What is a device graph in digital advertising?
A device graph is a database that links multiple devices to the same household or individual. In digital advertising, a person typically owns several devices — a smartphone, a laptop, a tablet, and a smart TV. A device graph connects these devices so that an ad system can recognise that the Android TV in the living room and the iPhone in the viewer's pocket belong to the same household. This connection enables cross-device frequency capping (limiting total impressions across all household devices), cross-device attribution (connecting a CTV ad impression to a mobile app install), and audience targeting that applies data from one device to ads on another. Device graphs are the infrastructure layer that makes multi-device advertising coherent.

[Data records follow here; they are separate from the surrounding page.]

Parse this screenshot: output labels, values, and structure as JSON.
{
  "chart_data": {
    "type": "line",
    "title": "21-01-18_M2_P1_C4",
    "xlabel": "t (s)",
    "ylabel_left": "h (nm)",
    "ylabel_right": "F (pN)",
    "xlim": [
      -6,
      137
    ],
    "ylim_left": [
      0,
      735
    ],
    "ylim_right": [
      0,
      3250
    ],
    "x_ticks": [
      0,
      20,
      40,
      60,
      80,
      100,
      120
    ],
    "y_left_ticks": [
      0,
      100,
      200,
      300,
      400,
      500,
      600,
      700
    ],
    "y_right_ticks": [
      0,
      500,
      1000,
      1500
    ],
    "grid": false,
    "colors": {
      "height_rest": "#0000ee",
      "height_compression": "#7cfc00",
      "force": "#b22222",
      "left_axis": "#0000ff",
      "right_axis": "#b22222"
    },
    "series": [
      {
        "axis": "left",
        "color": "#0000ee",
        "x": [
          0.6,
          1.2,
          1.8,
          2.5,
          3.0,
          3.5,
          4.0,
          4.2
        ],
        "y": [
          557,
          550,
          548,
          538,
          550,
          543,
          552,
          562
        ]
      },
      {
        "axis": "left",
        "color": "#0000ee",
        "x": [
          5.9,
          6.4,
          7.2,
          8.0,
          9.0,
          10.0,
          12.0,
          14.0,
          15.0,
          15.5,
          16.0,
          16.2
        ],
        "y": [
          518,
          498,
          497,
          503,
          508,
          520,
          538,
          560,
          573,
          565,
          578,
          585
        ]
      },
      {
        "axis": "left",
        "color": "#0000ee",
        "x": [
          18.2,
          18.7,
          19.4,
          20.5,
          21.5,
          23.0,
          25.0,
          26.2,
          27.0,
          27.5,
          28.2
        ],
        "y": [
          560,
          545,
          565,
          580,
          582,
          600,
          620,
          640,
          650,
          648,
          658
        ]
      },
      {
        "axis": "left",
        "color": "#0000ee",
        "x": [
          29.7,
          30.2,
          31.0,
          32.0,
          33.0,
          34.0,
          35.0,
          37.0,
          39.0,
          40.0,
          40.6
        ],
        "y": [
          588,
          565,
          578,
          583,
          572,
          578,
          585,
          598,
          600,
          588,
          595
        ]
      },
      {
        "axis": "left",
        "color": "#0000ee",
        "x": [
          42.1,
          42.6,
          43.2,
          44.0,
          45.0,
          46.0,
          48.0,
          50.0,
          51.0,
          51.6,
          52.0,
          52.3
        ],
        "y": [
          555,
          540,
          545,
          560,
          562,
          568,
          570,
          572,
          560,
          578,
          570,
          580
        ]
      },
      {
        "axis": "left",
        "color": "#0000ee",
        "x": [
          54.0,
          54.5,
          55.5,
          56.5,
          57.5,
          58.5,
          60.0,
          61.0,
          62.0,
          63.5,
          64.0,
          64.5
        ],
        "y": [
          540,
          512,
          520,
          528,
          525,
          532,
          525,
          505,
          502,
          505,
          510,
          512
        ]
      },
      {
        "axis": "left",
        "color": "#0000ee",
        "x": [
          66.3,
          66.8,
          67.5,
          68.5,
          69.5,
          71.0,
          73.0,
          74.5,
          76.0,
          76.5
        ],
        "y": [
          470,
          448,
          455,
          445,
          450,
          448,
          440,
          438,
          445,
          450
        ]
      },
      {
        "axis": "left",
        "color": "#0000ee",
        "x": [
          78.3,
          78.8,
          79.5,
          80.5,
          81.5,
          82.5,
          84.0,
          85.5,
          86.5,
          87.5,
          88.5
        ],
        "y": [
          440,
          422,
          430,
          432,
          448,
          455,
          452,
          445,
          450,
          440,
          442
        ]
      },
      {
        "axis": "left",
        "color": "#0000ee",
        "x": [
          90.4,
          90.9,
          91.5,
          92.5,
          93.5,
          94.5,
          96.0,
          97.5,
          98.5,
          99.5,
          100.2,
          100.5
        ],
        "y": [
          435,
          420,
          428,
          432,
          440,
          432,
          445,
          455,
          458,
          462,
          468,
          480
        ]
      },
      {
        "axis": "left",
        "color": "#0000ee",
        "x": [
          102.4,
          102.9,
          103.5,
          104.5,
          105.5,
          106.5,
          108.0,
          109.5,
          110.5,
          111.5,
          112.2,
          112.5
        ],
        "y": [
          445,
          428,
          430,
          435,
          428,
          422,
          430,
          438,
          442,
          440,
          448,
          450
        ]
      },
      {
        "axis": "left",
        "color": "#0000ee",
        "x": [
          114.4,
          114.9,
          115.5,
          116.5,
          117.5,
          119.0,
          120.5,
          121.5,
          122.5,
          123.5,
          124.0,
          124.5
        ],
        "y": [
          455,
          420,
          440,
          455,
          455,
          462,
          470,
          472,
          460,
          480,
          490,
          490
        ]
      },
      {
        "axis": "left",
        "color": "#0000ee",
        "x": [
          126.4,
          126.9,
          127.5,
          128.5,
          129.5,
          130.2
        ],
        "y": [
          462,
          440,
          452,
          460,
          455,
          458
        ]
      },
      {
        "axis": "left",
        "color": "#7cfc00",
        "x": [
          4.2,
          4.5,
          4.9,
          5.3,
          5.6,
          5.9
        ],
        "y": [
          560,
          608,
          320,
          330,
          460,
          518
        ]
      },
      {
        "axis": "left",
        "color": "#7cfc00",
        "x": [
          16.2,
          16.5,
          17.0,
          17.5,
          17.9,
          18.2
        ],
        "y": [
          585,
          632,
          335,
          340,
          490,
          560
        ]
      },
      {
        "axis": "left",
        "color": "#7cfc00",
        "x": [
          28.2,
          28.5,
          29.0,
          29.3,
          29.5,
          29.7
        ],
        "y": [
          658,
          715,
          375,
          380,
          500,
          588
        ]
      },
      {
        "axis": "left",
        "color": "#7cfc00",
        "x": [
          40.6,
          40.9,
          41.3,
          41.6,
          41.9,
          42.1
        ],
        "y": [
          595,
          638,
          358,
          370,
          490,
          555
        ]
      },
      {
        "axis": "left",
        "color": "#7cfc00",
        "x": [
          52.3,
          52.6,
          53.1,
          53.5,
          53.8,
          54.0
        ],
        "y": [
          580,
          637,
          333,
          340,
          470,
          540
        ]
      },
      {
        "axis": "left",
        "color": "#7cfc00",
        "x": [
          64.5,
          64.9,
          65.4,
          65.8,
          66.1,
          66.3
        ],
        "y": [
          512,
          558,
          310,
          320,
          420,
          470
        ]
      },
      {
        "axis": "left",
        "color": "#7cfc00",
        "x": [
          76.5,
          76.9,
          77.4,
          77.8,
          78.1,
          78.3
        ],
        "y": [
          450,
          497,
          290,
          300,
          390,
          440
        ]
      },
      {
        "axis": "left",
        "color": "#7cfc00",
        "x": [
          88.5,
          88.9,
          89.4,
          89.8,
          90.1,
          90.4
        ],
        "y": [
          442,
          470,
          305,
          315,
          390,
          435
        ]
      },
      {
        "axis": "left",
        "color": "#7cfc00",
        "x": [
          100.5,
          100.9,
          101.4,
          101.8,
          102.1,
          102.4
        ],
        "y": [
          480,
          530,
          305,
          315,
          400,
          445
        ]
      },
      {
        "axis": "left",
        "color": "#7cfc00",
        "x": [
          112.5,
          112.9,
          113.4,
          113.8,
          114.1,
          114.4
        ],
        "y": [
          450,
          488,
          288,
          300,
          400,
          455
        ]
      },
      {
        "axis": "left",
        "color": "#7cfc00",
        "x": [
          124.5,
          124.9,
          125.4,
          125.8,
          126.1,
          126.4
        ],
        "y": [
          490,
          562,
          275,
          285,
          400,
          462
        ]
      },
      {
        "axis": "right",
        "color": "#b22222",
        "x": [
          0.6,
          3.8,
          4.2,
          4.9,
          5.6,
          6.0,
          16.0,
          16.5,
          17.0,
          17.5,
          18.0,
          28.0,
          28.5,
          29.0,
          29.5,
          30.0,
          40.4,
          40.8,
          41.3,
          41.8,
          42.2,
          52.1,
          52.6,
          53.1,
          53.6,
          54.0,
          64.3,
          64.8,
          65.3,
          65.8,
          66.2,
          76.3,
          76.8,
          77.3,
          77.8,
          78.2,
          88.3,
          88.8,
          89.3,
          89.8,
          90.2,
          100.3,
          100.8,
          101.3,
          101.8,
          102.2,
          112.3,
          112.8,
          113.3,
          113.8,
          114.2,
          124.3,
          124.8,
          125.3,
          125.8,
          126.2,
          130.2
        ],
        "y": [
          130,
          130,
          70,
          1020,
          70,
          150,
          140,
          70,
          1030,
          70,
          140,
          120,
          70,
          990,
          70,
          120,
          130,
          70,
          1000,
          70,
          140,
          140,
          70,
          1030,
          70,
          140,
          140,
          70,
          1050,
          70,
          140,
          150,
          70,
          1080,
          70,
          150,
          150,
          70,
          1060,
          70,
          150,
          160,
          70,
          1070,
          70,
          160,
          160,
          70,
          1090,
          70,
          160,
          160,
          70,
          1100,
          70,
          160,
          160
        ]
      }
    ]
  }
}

How are device graphs built for India CTV?
India CTV device graphs are built primarily through deterministic and probabilistic matching. Deterministic matching uses a shared login identifier — the same Google account signed into an Android TV and an Android phone links those devices with high confidence. Probabilistic matching uses household IP addresses: devices sharing the same home broadband IP at the same times are inferred to be in the same household. DSPs like DV360 and The Trade Desk maintain their own device graphs for India, primarily built on Google identity (deterministic) and IP-based household matching (probabilistic). Telecom-based device graphs — linking Jio subscriber data across Jio broadband and JioHotstar — are more accurate but are not exposed to the open programmatic market.
Why are device graphs less accurate in India than in Western markets?
Three India-specific factors reduce device graph accuracy: (1) Dynamic IP addresses — India's major ISPs (Jio Fiber, Airtel, BSNL) frequently reassign broadband IP addresses. A household's IP address may change every few days, breaking the IP-based household link used for probabilistic device matching. (2) Mobile-first internet usage — many Indian households primarily access the internet through mobile data rather than home broadband, reducing the shared home IP signal that probabilistic graphs depend on. (3) Multi-dwelling buildings — apartments in Indian cities often share IP ranges, making IP-based household separation less reliable in dense urban environments. These factors result in effective cross-device match rates of 20–40% for India CTV-to-mobile connections, compared to 40–65% in the US or UK.